By asserting their place at the city’s core, residents of informal settlements are made part of the face and a voice of the city, and are given space to engage with local government. Many of these communities have been residing in cities for decades, and yet they remain largely excluded from the city’s formal systems and services. It is time that the officials and politicians recognise this fact. The urban poor are not nameless, placeless masses to be uprooted and moved to the periphery. Their communities, families, livelihoods and social networks are in the city. Eviction, displacement, and relocation to the urban periphery only result in further fragmentation of society, reinforcing the divisions of race and class that have existed for centuries.  
 
What is at stake is more than just providing homes to the homeless, it is about placing people at the center of the urbanisation process, ensuring that the city is not just for those with power and wealth. It is about allowing for recognition of those who have actively contributed to the city’s economy, calling it home for years, yet continue to be denied full citizenship. 
 
In recent years, SDI Alliances have begun the necessary move towards incremental, in situ slum upgrading in centrally located informal settlements across the Global South, linking pragmatic survival strategies with rights-based struggles for inclusive cities.  Federations of the urban poor across Africa, Asia and Latin America have begun to find ways to make meaningful contributions to the creation of inclusive cities, effectively securing their livelihoods and homes in the face of power, money and greed.  
 
To catalyse these efforts, SDI has selected five focus cities in Africa – Accra, Cape Town, Harare, Kampala and Nairobi – to be home to long-term, precedent-setting pilot projects that provide people-driven, incremental upgrading for housing and basic services such as water, sanitation, drainage, road access, and waste collection.
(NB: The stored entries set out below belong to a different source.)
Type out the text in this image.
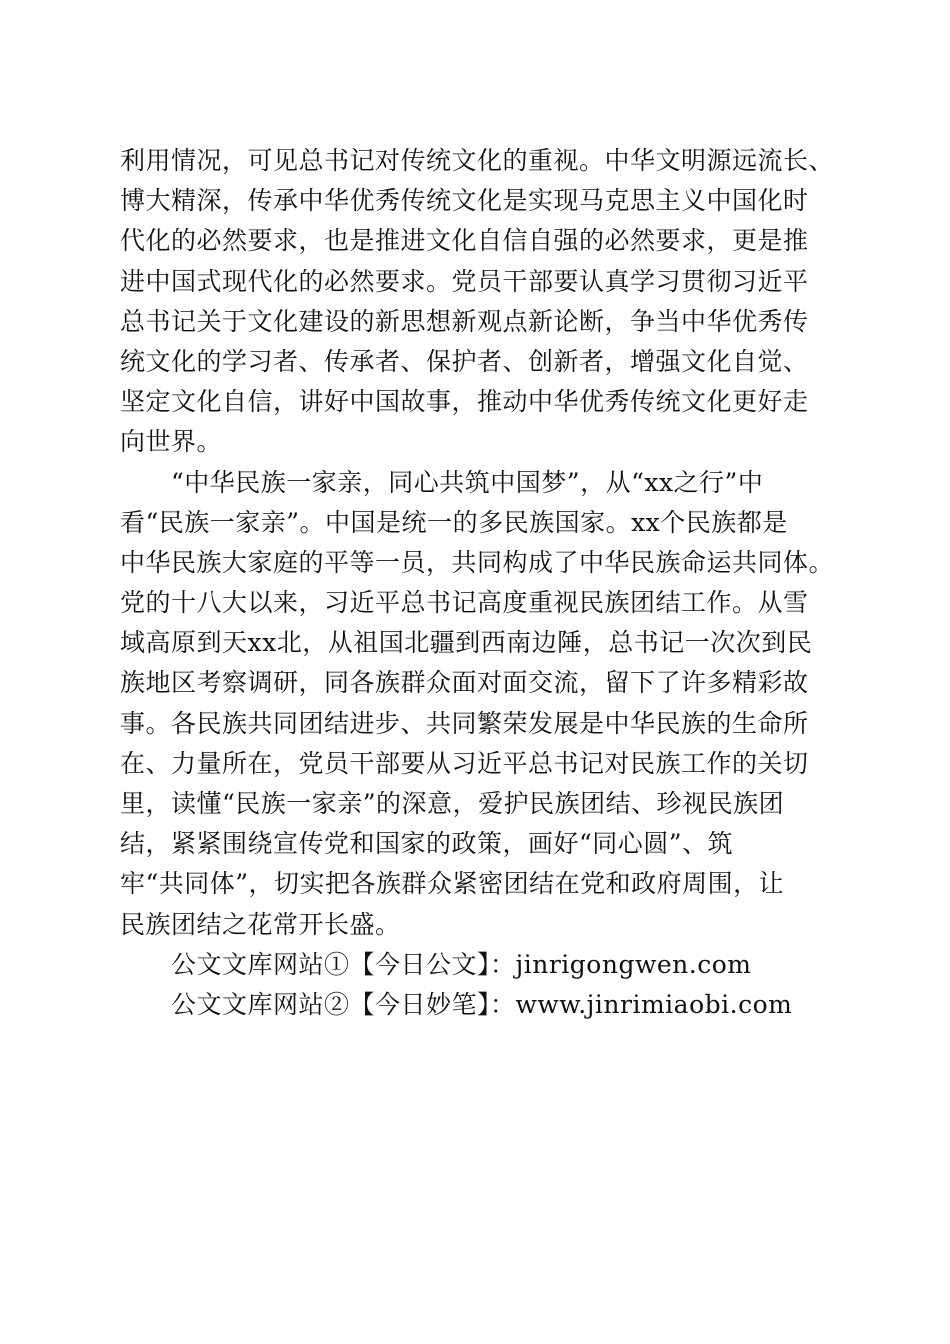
利用情况，可见总书记对传统文化的重视。中华文明源远流长、
博大精深，传承中华优秀传统文化是实现马克思主义中国化时
代化的必然要求，也是推进文化自信自强的必然要求，更是推
进中国式现代化的必然要求。党员干部要认真学习贯彻习近平
总书记关于文化建设的新思想新观点新论断，争当中华优秀传
统文化的学习者、传承者、保护者、创新者，增强文化自觉、
坚定文化自信，讲好中国故事，推动中华优秀传统文化更好走
向世界。
“中华民族一家亲，同心共筑中国梦”，从“xx之行”中
看“民族一家亲”。中国是统一的多民族国家。xx个民族都是
中华民族大家庭的平等一员，共同构成了中华民族命运共同体。
党的十八大以来，习近平总书记高度重视民族团结工作。从雪
域高原到天xx北，从祖国北疆到西南边陲，总书记一次次到民
族地区考察调研，同各族群众面对面交流，留下了许多精彩故
事。各民族共同团结进步、共同繁荣发展是中华民族的生命所
在、力量所在，党员干部要从习近平总书记对民族工作的关切
里，读懂“民族一家亲”的深意，爱护民族团结、珍视民族团
结，紧紧围绕宣传党和国家的政策，画好“同心圆”、筑
牢“共同体”，切实把各族群众紧密团结在党和政府周围，让
民族团结之花常开长盛。
公文文库网站①【今日公文】：jinrigongwen.com
公文文库网站②【今日妙笔】：www.jinrimiaobi.com
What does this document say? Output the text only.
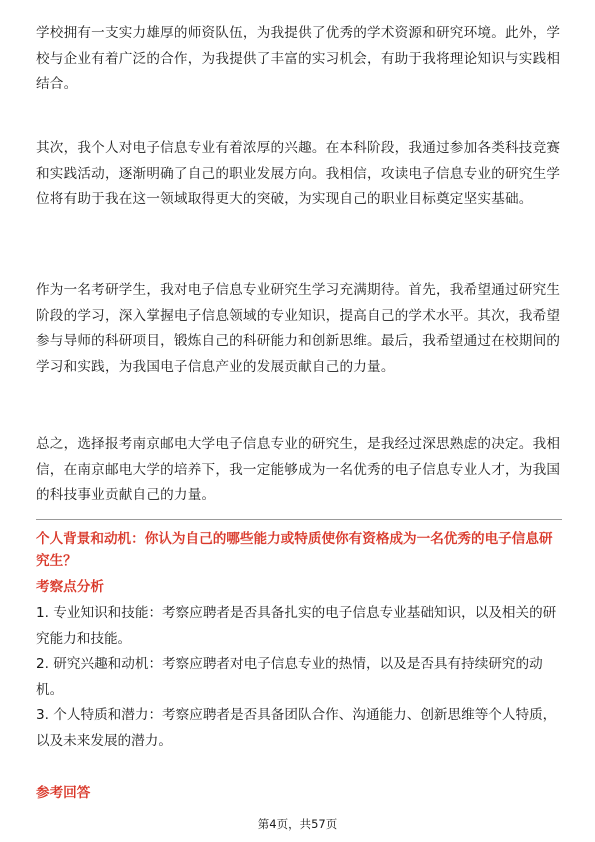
学校拥有一支实力雄厚的师资队伍，为我提供了优秀的学术资源和研究环境。此外，学校与企业有着广泛的合作，为我提供了丰富的实习机会，有助于我将理论知识与实践相结合。

其次，我个人对电子信息专业有着浓厚的兴趣。在本科阶段，我通过参加各类科技竞赛和实践活动，逐渐明确了自己的职业发展方向。我相信，攻读电子信息专业的研究生学位将有助于我在这一领域取得更大的突破，为实现自己的职业目标奠定坚实基础。

作为一名考研学生，我对电子信息专业研究生学习充满期待。首先，我希望通过研究生阶段的学习，深入掌握电子信息领域的专业知识，提高自己的学术水平。其次，我希望参与导师的科研项目，锻炼自己的科研能力和创新思维。最后，我希望通过在校期间的学习和实践，为我国电子信息产业的发展贡献自己的力量。

总之，选择报考南京邮电大学电子信息专业的研究生，是我经过深思熟虑的决定。我相信，在南京邮电大学的培养下，我一定能够成为一名优秀的电子信息专业人才，为我国的科技事业贡献自己的力量。

个人背景和动机：你认为自己的哪些能力或特质使你有资格成为一名优秀的电子信息研究生？

考察点分析

1. 专业知识和技能：考察应聘者是否具备扎实的电子信息专业基础知识，以及相关的研究能力和技能。
2. 研究兴趣和动机：考察应聘者对电子信息专业的热情，以及是否具有持续研究的动机。
3. 个人特质和潜力：考察应聘者是否具备团队合作、沟通能力、创新思维等个人特质，以及未来发展的潜力。

参考回答

第4页，共57页
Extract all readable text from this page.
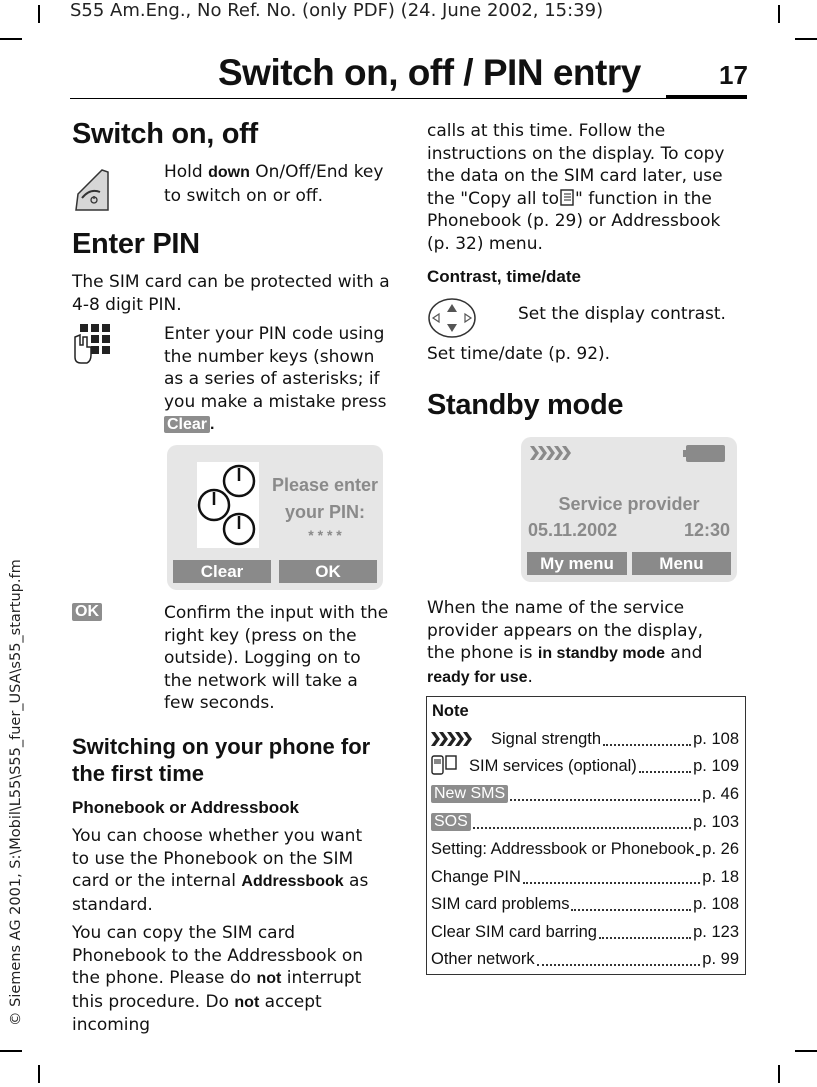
S55 Am.Eng., No Ref. No. (only PDF) (24. June 2002, 15:39)
© Siemens AG 2001, S:\Mobil\L55\S55_fuer_USA\s55_startup.fm
Switch on, off / PIN entry	17
Switch on, off
Hold down On/Off/End key to switch on or off.
Enter PIN
The SIM card can be protected with a 4-8 digit PIN.
Enter your PIN code using the number keys (shown as a series of asterisks; if you make a mistake press Clear .
Please enter
your PIN:
* * * *
Clear	OK
OK	Confirm the input with the right key (press on the outside). Logging on to the network will take a few seconds.
Switching on your phone for the first time
Phonebook or Addressbook
You can choose whether you want to use the Phonebook on the SIM card or the internal Addressbook as standard.
You can copy the SIM card Phonebook to the Addressbook on the phone. Please do not interrupt this procedure. Do not accept incoming
calls at this time. Follow the instructions on the display. To copy the data on the SIM card later, use the "Copy all to " function in the Phonebook (p. 29) or Addressbook (p. 32) menu.
Contrast, time/date
Set the display contrast.
Set time/date (p. 92).
Standby mode
Service provider
05.11.2002	12:30
My menu	Menu
When the name of the service provider appears on the display, the phone is in standby mode and ready for use.
Note
Signal strength	p. 108
SIM services (optional)	p. 109
New SMS	p. 46
SOS	p. 103
Setting: Addressbook or Phonebook p. 26
Change PIN	p. 18
SIM card problems	p. 108
Clear SIM card barring	p. 123
Other network	p. 99
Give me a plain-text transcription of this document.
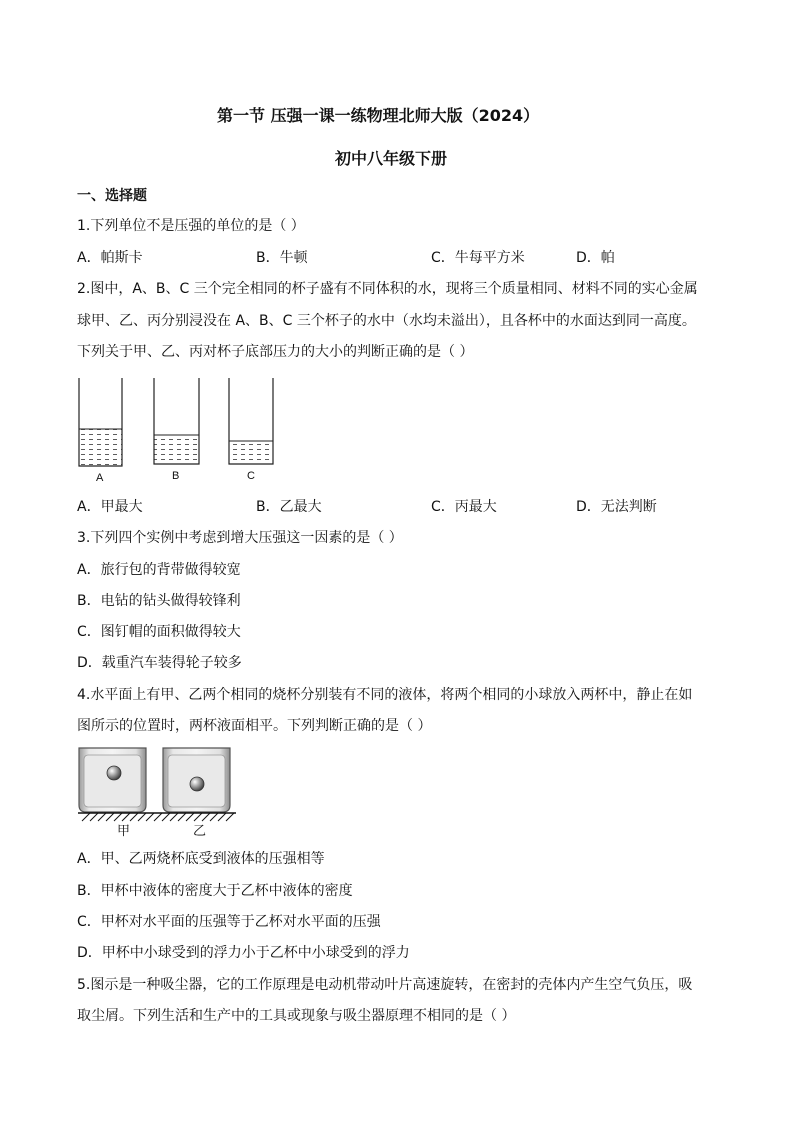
第一节 压强一课一练物理北师大版（2024）
初中八年级下册
一、选择题
1.下列单位不是压强的单位的是（ ）
A．帕斯卡	B．牛顿	C．牛每平方米	D．帕
2.图中，A、B、C 三个完全相同的杯子盛有不同体积的水，现将三个质量相同、材料不同的实心金属
球甲、乙、丙分别浸没在 A、B、C 三个杯子的水中（水均未溢出），且各杯中的水面达到同一高度。
下列关于甲、乙、丙对杯子底部压力的大小的判断正确的是（ ）
A	B	C
A．甲最大	B．乙最大	C．丙最大	D．无法判断
3.下列四个实例中考虑到增大压强这一因素的是（ ）
A．旅行包的背带做得较宽
B．电钻的钻头做得较锋利
C．图钉帽的面积做得较大
D．载重汽车装得轮子较多
4.水平面上有甲、乙两个相同的烧杯分别装有不同的液体，将两个相同的小球放入两杯中，静止在如
图所示的位置时，两杯液面相平。下列判断正确的是（ ）
甲	乙
A．甲、乙两烧杯底受到液体的压强相等
B．甲杯中液体的密度大于乙杯中液体的密度
C．甲杯对水平面的压强等于乙杯对水平面的压强
D．甲杯中小球受到的浮力小于乙杯中小球受到的浮力
5.图示是一种吸尘器，它的工作原理是电动机带动叶片高速旋转，在密封的壳体内产生空气负压，吸
取尘屑。下列生活和生产中的工具或现象与吸尘器原理不相同的是（ ）
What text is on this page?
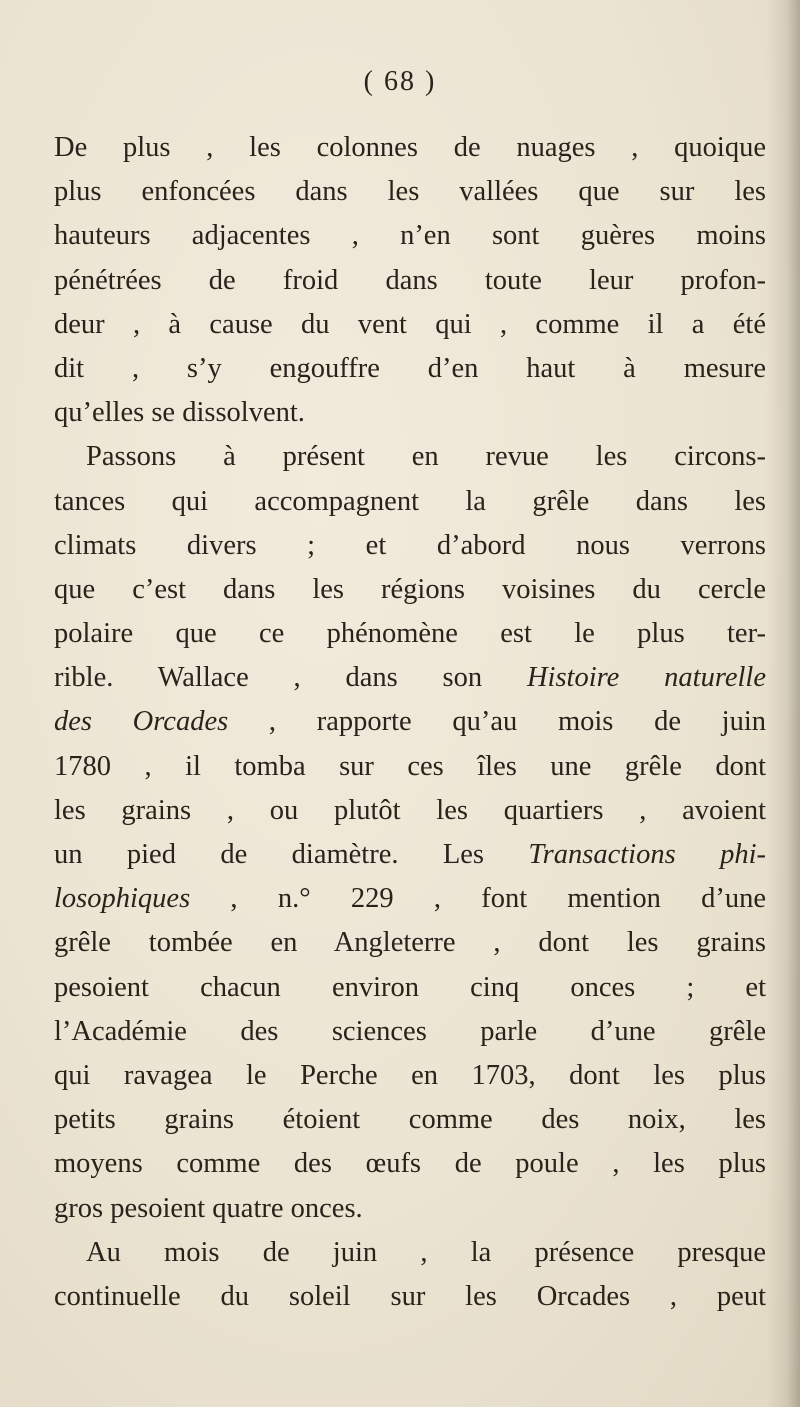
( 68 )
De plus , les colonnes de nuages , quoique
plus enfoncées dans les vallées que sur les
hauteurs adjacentes , n’en sont guères moins
pénétrées de froid dans toute leur profon-
deur , à cause du vent qui , comme il a été
dit , s’y engouffre d’en haut à mesure
qu’elles se dissolvent.
Passons à présent en revue les circons-
tances qui accompagnent la grêle dans les
climats divers ; et d’abord nous verrons
que c’est dans les régions voisines du cercle
polaire que ce phénomène est le plus ter-
rible. Wallace , dans son Histoire naturelle
des Orcades , rapporte qu’au mois de juin
1780 , il tomba sur ces îles une grêle dont
les grains , ou plutôt les quartiers , avoient
un pied de diamètre. Les Transactions phi-
losophiques , n.° 229 , font mention d’une
grêle tombée en Angleterre , dont les grains
pesoient chacun environ cinq onces ; et
l’Académie des sciences parle d’une grêle
qui ravagea le Perche en 1703, dont les plus
petits grains étoient comme des noix, les
moyens comme des œufs de poule , les plus
gros pesoient quatre onces.
Au mois de juin , la présence presque
continuelle du soleil sur les Orcades , peut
The hope is that this process will give urban poor federations the necessary backing to build partnerships with government officials and leverage government resources in order to bring these projects to scale, counteracting the constant threat of removal and providing steps towards security of tenure to the urban poor.    
 
There is no doubt that the global population is in the throngs of a revolutionary shift towards the urban; the question that remains to be answered is what gives certain people more of a right than others to call the urban sphere their home. If the urban poor are placed at the centre of this global process of urbanisation instead of land values, capital investments and how to turn the biggest profit, a start can be made to redress one of the biggest failures of the modern era: the use of urban space as an exclusionary tool instead of an opportunity to create vibrant, integrated communities.